Alain de Botton – Sim, assim como é possível ser feliz no amor. Todos nós conhecemos pessoas que têm relacionamentos maravilhosos. Conhecemos também pessoas que têm trabalhos maravilhosos. Elas amam o que fazem. Mas é uma minoria. Para a maior parte das pessoas, algo está errado. Pode ser que, em algum momento, as coisas tenham ido bem, mas depois elas acabaram perdendo o interesse no trabalho. Pode ser que as coisas nunca tenham ido bem para elas. Pode ser que exista algo que elas queiram muito fazer, mas não saibam direito o que é. Ou pode ser que elas saibam o que é, mas seja algo difícil de ser alcançado. A ideia de que todos podemos ser felizes no trabalho é bonita. Mas, no atual estado da economia, da política e até da psicologia, isso é impossível.

ÉPOCA – Por que é tão difícil ser feliz no trabalho?
De Botton – Por diversas razões. Pode ser muito difícil saber o que você quer fazer com sua vida. Existe gente que diz “eu quero fazer algo para ajudar outras pessoas”, mas não sabe exatamente o que fazer, nem como fazer isso.

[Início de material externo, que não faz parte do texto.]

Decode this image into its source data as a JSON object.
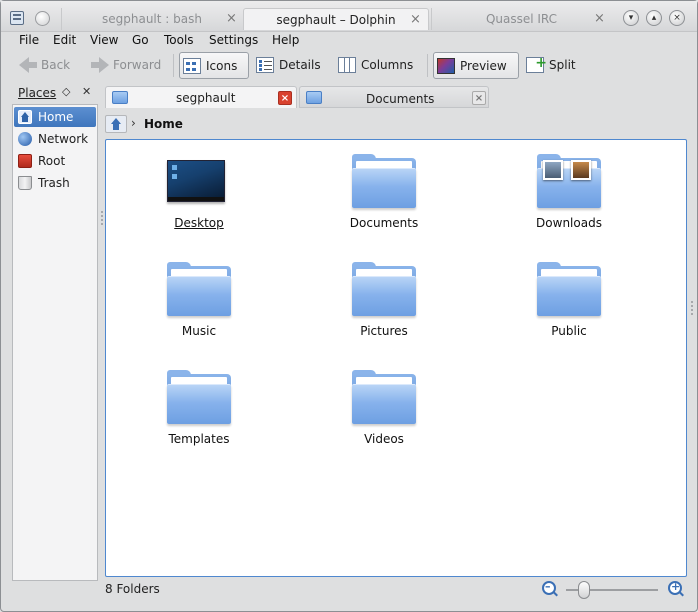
{
  "window_tabs": [
    {
      "title": "segphault : bash",
      "active": false
    },
    {
      "title": "segphault – Dolphin",
      "active": true
    },
    {
      "title": "Quassel IRC",
      "active": false
    }
  ],
  "menu": [
    "File",
    "Edit",
    "View",
    "Go",
    "Tools",
    "Settings",
    "Help"
  ],
  "toolbar": {
    "back": "Back",
    "forward": "Forward",
    "icons": "Icons",
    "details": "Details",
    "columns": "Columns",
    "preview": "Preview",
    "split": "Split"
  },
  "places": {
    "title": "Places",
    "items": [
      {
        "label": "Home",
        "icon": "home-icon",
        "active": true
      },
      {
        "label": "Network",
        "icon": "globe-icon",
        "active": false
      },
      {
        "label": "Root",
        "icon": "root-folder-icon",
        "active": false
      },
      {
        "label": "Trash",
        "icon": "trash-icon",
        "active": false
      }
    ]
  },
  "view_tabs": [
    {
      "label": "segphault",
      "active": true
    },
    {
      "label": "Documents",
      "active": false
    }
  ],
  "breadcrumb": {
    "current": "Home"
  },
  "items": [
    {
      "label": "Desktop",
      "icon": "desktop-folder-icon"
    },
    {
      "label": "Documents",
      "icon": "folder-icon"
    },
    {
      "label": "Downloads",
      "icon": "downloads-folder-icon"
    },
    {
      "label": "Music",
      "icon": "folder-icon"
    },
    {
      "label": "Pictures",
      "icon": "folder-icon"
    },
    {
      "label": "Public",
      "icon": "folder-icon"
    },
    {
      "label": "Templates",
      "icon": "folder-icon"
    },
    {
      "label": "Videos",
      "icon": "folder-icon"
    }
  ],
  "status": {
    "text": "8 Folders"
  },
  "zoom": {
    "level": 0.2
  },
  "colors": {
    "accent": "#4f88cf",
    "selection": "#3f76bd",
    "close_red": "#d9422f"
  }
}
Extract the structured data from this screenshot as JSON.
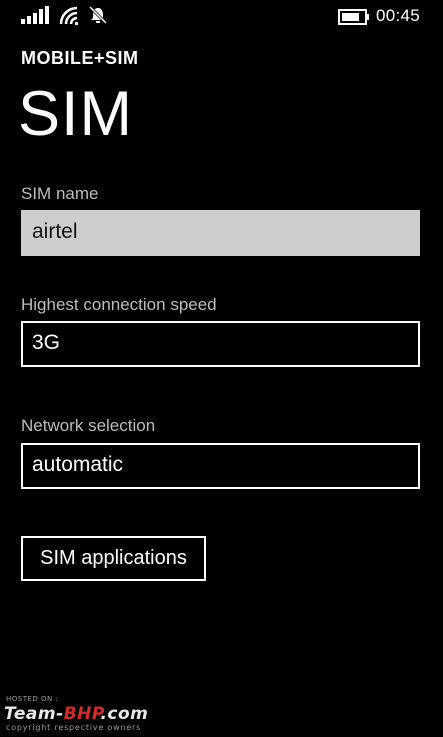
{
  "status_bar": {
    "time": "00:45",
    "icons": [
      "signal-icon",
      "wifi-icon",
      "quiet-hours-icon",
      "battery-icon"
    ]
  },
  "header": {
    "app_title": "MOBILE+SIM",
    "page_title": "SIM"
  },
  "fields": {
    "sim_name": {
      "label": "SIM name",
      "value": "airtel"
    },
    "connection_speed": {
      "label": "Highest connection speed",
      "value": "3G"
    },
    "network_selection": {
      "label": "Network selection",
      "value": "automatic"
    }
  },
  "buttons": {
    "sim_applications": "SIM applications"
  },
  "watermark": {
    "hosted": "HOSTED ON :",
    "logo_prefix": "Team-",
    "logo_highlight": "BHP",
    "logo_suffix": ".com",
    "copyright": "copyright respective owners"
  },
  "colors": {
    "background": "#000000",
    "text": "#ffffff",
    "label": "#bdbdbd",
    "filled_field": "#cdcdcd",
    "watermark_accent": "#d32a2a"
  }
}
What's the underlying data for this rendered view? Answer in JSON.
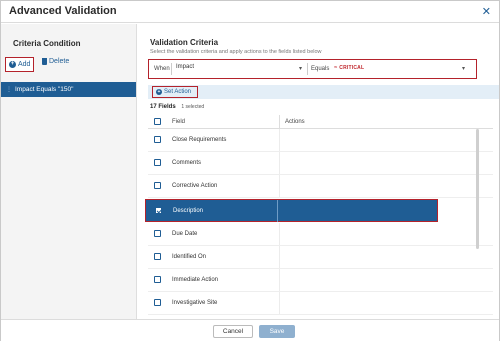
{
  "dialog": {
    "title": "Advanced Validation",
    "close_icon": "close-icon"
  },
  "left": {
    "title": "Criteria Condition",
    "add_label": "Add",
    "delete_label": "Delete",
    "criteria_items": [
      "Impact Equals \"150\""
    ]
  },
  "right": {
    "title": "Validation Criteria",
    "subtitle": "Select the validation criteria and apply actions to the fields listed below",
    "when_label": "When",
    "when_value": "Impact",
    "operator_label": "Equals",
    "operator_value": "CRITICAL",
    "set_action_label": "Set Action",
    "count": "17 Fields",
    "selected_count": "1 selected"
  },
  "grid": {
    "headers": {
      "field": "Field",
      "actions": "Actions"
    },
    "rows": [
      {
        "field": "Close Requirements",
        "checked": false
      },
      {
        "field": "Comments",
        "checked": false
      },
      {
        "field": "Corrective Action",
        "checked": false
      },
      {
        "field": "Description",
        "checked": true
      },
      {
        "field": "Due Date",
        "checked": false
      },
      {
        "field": "Identified On",
        "checked": false
      },
      {
        "field": "Immediate Action",
        "checked": false
      },
      {
        "field": "Investigative Site",
        "checked": false
      }
    ]
  },
  "footer": {
    "cancel_label": "Cancel",
    "save_label": "Save"
  },
  "colors": {
    "primary": "#1f5d94",
    "highlight": "#b4222b",
    "critical": "#c0272d"
  }
}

Outras pessoas dizem “quero fazer algo criativo”, mas também não sabem como. Há certo mistério para conseguir o que queremos. Há também muitos obstáculos. Qualquer empreendedor, ao abrir seu negócio, terá de superar a inércia do mercado para se estabelecer. Um indivíduo que entrou num novo emprego enfrenta um problema parecido para mostrar ao mundo que ele existe. É uma tarefa difícil, em qualquer ramo de atividade. É sempre algo extraordinário quando alguém ama o que faz – e é bonito ver isso acontecer.

ÉPOCA – O que podemos fazer para ser mais felizes no trabalho?
De Botton – Há muitas formas. Acho que o sistema de educação, em qualquer lugar, não é dirigido para aproveitar os talentos das pessoas. No início do século XXI, ainda não estamos aproveitando o lado mais interessante, mais energético, mais vivo e mais especial de cada pessoa. Precisamos desenvolver um sistema educacional melhor nesse aspecto. Precisamos também encontrar um sistema econômico que nos dê a oportunidade de mostrar o que temos de especial. Em qualquer empresa de grande porte, 80% das pessoas usam só metade de sua capacidade. A outra metade não está envolvida no que faz. Falamos muito hoje em dia sobre o desperdício de recursos naturais preciosos, como o petróleo e a água. Mas falamos pouco sobre o desperdício do recurso mais precioso, que é o ser humano.